Uma das primeiras experiências que tive com o teatro foi uma peça encenada por Zé Celso. Chamava-se “Ensaio Geral do Carnaval do Povo”.




Eu tinha uns 16 anos. Não fazia ideia quem era Zé Celso. Amigos mais velhos disseram que era um cara importante no teatro brasileiro e que tinha acabado de voltar do exílio. As informações não circulavam na velocidade de megabytes, nem se apagavam instantaneamente na mesma velocidade.

Em Araraquara, interior de São Paulo, não havia peças com frequência. O antigo Teatro Municipal, na rua 3, onde Sartre deu uma famosa conferência no ano em que nasci (1961), havia sido demolido.

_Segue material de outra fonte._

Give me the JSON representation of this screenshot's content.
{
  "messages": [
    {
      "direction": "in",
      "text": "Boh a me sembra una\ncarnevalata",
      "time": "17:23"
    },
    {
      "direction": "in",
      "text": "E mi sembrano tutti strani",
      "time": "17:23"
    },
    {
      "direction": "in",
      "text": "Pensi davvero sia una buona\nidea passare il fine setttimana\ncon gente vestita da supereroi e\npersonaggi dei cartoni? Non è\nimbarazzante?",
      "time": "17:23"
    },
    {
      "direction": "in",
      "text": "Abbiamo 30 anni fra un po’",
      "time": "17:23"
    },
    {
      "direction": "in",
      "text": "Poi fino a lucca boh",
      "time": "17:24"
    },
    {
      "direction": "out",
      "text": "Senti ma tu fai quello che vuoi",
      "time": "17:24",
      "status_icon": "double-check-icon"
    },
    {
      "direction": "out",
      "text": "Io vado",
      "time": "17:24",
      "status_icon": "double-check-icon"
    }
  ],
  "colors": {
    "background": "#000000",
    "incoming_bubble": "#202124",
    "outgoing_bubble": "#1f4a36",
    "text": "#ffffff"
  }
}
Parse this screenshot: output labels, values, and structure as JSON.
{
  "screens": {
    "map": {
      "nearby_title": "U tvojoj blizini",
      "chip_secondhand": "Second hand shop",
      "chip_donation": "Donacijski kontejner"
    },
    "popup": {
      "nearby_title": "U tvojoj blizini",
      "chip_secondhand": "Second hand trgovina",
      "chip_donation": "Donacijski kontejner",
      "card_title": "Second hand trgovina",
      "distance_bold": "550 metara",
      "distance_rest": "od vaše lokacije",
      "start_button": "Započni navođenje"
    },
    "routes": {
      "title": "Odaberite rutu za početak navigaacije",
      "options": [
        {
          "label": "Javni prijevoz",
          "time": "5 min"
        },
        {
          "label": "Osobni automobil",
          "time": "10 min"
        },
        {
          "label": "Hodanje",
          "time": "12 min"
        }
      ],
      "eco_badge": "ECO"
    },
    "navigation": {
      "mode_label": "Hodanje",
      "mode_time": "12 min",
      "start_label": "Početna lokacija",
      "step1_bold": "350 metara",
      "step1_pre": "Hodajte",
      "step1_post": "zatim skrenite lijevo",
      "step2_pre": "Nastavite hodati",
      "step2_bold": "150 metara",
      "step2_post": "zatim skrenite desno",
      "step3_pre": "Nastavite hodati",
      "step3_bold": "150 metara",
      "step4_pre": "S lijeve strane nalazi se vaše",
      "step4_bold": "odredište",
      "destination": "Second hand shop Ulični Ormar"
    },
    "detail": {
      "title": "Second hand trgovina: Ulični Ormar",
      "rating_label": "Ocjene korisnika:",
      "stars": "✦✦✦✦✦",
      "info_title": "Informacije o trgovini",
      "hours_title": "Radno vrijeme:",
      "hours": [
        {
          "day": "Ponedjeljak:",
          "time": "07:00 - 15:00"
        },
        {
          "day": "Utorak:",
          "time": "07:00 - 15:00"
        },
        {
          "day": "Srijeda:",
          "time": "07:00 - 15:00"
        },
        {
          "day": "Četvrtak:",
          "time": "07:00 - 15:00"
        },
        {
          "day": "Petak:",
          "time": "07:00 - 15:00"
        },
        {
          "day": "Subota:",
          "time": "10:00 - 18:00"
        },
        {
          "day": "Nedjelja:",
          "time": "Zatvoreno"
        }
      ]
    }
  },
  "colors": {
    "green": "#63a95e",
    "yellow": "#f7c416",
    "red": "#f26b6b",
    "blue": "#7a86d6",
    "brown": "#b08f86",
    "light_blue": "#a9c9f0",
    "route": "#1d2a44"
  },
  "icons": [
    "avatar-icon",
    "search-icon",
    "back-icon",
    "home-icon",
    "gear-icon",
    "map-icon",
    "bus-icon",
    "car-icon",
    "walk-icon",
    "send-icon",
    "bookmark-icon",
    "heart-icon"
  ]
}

O novo Teatro Municipal, construído no bairro chique da Fonte Luminosa, com fachadas de vidro e estilo modernoso, passava a maior parte do tempo fechado.

Foi lá que Zé Celso encenou a peça. Devia ser o ano de 1977.

Nunca tinha visto nada igual. Era um fuzuê, um desbunde, um delírio total. Eu não entendia nada de teatro, não tinha repertório algum e fiquei encantado com aquele monte de atrizes gostosas, seminuas, descende do palco, provocando a plateia, sentando no colo de senhores acompanhados de suas esposas.

A peça começou no Teatro Municipal – ícone da elite interiorana – foi para a rua e terminou no ginásio de esportes Gigantão – ícone do populacho.

No trajeto, parte do público debandou, chocado. Uma pequena parte foi atrás. Eu fui um deles.

Até então, as poucas encenações “teatrais” que eu havia visto se resumiam à Paixão de Cristo: uma procissão que saía da Igreja Santa Cruz e descia a rua 3 até a Matriz. Havia Verônicas vestidas de preto, como viúvas de Cristo, segurando velas acesas, um silêncio pesado.

O cortejo terminava diante de um caixão de vidro onde ficava uma escultura de Cristo em tamanho natural, todo arrebentado, torturado, com a tradicional coroa de espinhos. Minha mãe me levava quando era criança. Eu morria de medo, achava aquilo tudo muito sinistro, um filme de terror digno de Zé do Caixão.

A experiência com Zé Celso foi o oposto. Com aquela encenação de “Ensaio Geral do Carnaval do Povo” parecia que a vida era uma fuzarca, alegre, criativa, desordenada, pulsante. Parecia algo mais do que uma simples encenação.

Não entendi muita coisa, não tinha repertório para entender, mas a visão daquelas ninfas saltitando seminuas pelo Teatro Municipal, depois pelas ruas e finalmente no Gigantão, me marcou pelo resto da vida.